Skip to content

mapGroupsWithState Operator

flatMapGroupsWithState is part of KeyValueGroupedDataset (Spark SQL) API for stateful streaming aggregation with an explicit state logic.

mapGroupsWithState[S: Encoder, U: Encoder](
  func: (K, Iterator[V], GroupState[S]) => U): Dataset[U] // (1)!
mapGroupsWithState[S: Encoder, U: Encoder](
  timeoutConf: GroupStateTimeout)(
  func: (K, Iterator[V], GroupState[S]) => U): Dataset[U]
  1. Uses GroupStateTimeout.NoTimeout for timeoutConf

Note

mapGroupsWithState is a special case of flatMapGroupsWithState operator with the following:

  • func being transformed to return a single-element Iterator
  • Update output mode

mapGroupsWithState also creates a FlatMapGroupsWithState with isMapGroupsWithState internal flag enabled.

Demo

scala> :type numGroups
org.apache.spark.sql.KeyValueGroupedDataset[Long,(java.sql.Timestamp, Long)]

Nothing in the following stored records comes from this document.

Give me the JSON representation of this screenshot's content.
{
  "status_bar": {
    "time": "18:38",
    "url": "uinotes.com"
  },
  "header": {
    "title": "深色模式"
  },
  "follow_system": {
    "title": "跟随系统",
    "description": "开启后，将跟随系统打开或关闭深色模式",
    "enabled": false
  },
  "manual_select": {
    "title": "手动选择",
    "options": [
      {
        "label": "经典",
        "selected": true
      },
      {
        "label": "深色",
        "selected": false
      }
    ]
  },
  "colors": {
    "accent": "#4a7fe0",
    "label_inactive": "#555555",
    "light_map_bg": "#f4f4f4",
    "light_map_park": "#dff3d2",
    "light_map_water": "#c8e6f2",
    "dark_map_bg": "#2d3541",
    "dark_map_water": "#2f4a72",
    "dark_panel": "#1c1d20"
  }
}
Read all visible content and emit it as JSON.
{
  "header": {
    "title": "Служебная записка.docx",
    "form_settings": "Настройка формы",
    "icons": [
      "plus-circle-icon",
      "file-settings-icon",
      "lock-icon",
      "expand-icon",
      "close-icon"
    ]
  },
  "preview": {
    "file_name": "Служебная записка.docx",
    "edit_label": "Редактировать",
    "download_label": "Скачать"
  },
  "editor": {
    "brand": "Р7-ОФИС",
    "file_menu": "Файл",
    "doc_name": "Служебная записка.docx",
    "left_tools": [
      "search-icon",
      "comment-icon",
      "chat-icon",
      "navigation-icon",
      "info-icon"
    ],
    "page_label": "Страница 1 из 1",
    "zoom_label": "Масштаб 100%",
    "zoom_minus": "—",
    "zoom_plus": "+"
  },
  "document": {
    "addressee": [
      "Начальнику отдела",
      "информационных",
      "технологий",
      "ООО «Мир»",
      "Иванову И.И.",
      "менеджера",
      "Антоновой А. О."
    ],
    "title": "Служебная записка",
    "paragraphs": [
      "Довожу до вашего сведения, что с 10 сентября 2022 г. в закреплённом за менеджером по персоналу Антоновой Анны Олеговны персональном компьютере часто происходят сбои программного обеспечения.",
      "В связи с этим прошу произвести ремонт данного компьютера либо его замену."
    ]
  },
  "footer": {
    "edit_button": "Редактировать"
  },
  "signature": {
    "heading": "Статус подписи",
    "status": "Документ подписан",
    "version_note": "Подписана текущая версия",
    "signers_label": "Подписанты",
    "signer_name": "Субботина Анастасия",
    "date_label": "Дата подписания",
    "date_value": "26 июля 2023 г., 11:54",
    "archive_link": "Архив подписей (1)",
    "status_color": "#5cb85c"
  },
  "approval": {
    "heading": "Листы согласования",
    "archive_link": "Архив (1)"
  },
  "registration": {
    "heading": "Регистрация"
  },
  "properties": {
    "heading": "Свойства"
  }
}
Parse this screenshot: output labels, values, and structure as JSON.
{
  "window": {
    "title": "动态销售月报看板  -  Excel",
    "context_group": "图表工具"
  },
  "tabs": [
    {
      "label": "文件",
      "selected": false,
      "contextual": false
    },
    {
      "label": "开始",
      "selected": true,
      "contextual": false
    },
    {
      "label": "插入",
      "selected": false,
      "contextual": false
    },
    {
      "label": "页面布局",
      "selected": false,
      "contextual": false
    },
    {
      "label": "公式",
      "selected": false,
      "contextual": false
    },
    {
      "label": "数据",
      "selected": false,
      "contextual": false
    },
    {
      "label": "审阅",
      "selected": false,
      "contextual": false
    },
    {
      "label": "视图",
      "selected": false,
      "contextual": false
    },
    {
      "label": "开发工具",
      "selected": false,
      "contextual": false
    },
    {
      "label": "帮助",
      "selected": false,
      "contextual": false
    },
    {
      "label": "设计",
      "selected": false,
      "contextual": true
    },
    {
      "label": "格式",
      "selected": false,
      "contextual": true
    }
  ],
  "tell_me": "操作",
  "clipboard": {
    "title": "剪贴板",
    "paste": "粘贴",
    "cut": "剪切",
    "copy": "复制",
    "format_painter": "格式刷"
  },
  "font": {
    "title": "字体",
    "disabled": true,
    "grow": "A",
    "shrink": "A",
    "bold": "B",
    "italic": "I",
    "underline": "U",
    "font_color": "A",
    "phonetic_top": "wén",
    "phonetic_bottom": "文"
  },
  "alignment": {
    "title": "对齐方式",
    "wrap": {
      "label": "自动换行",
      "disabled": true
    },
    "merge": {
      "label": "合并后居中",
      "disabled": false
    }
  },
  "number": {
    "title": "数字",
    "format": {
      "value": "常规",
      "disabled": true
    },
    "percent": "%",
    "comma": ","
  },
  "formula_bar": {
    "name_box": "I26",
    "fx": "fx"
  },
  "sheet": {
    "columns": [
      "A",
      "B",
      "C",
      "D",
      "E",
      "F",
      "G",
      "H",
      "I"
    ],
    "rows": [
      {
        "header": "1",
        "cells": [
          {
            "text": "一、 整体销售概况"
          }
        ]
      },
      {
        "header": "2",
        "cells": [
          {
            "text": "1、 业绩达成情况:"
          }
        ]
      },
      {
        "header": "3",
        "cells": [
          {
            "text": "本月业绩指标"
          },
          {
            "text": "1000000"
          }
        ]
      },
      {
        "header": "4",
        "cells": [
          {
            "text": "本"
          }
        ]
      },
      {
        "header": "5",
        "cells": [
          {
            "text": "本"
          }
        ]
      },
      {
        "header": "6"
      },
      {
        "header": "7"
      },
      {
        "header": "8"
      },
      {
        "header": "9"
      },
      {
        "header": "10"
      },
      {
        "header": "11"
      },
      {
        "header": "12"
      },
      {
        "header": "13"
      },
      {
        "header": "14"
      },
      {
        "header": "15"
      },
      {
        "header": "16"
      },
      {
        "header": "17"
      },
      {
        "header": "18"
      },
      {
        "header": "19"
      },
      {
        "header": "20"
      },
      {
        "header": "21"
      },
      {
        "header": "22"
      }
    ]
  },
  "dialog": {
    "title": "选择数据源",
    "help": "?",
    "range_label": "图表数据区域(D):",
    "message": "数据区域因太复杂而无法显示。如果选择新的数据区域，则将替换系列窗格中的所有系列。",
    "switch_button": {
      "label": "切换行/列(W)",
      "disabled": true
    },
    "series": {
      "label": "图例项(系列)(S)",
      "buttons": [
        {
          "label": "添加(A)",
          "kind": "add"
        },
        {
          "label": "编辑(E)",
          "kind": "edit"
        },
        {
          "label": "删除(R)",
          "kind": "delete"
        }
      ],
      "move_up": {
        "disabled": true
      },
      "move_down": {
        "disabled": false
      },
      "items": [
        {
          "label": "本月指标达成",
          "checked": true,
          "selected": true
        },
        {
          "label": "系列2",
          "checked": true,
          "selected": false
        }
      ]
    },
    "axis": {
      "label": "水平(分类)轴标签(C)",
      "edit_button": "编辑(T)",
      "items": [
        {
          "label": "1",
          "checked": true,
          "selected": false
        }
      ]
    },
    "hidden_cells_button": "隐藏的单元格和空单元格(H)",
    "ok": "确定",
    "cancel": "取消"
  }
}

import org.apache.spark.sql.streaming.GroupState
def mappingFunc(key: Long, values: Iterator[(java.sql.Timestamp, Long)], state: GroupState[Long]): Long = {
  println(s">>> key: $key => state: $state")
  val newState = state.getOption.map(_ + values.size).getOrElse(0L)
  state.update(newState)
  key
}

import org.apache.spark.sql.streaming.GroupStateTimeout
val longs = numGroups.mapGroupsWithState(
    timeoutConf = GroupStateTimeout.ProcessingTimeTimeout)(
    func = mappingFunc)

import org.apache.spark.sql.streaming.{OutputMode, Trigger}
import scala.concurrent.duration._
val q = longs.
  writeStream.
  format("console").
  trigger(Trigger.ProcessingTime(10.seconds)).
  outputMode(OutputMode.Update). // <-- required for mapGroupsWithState
  start

// Note GroupState

-------------------------------------------
Batch: 1
-------------------------------------------
>>> key: 0 => state: GroupState(<undefined>)
>>> key: 1 => state: GroupState(<undefined>)
+-----+
|value|
+-----+
|    0|
|    1|
+-----+

-------------------------------------------
Batch: 2
-------------------------------------------
>>> key: 0 => state: GroupState(0)
>>> key: 1 => state: GroupState(0)
+-----+
|value|
+-----+
|    0|
|    1|
+-----+

-------------------------------------------
Batch: 3
-------------------------------------------
>>> key: 0 => state: GroupState(4)
>>> key: 1 => state: GroupState(4)
+-----+
|value|
+-----+
|    0|
|    1|
+-----+

// in the end
spark.streams.active.foreach(_.stop)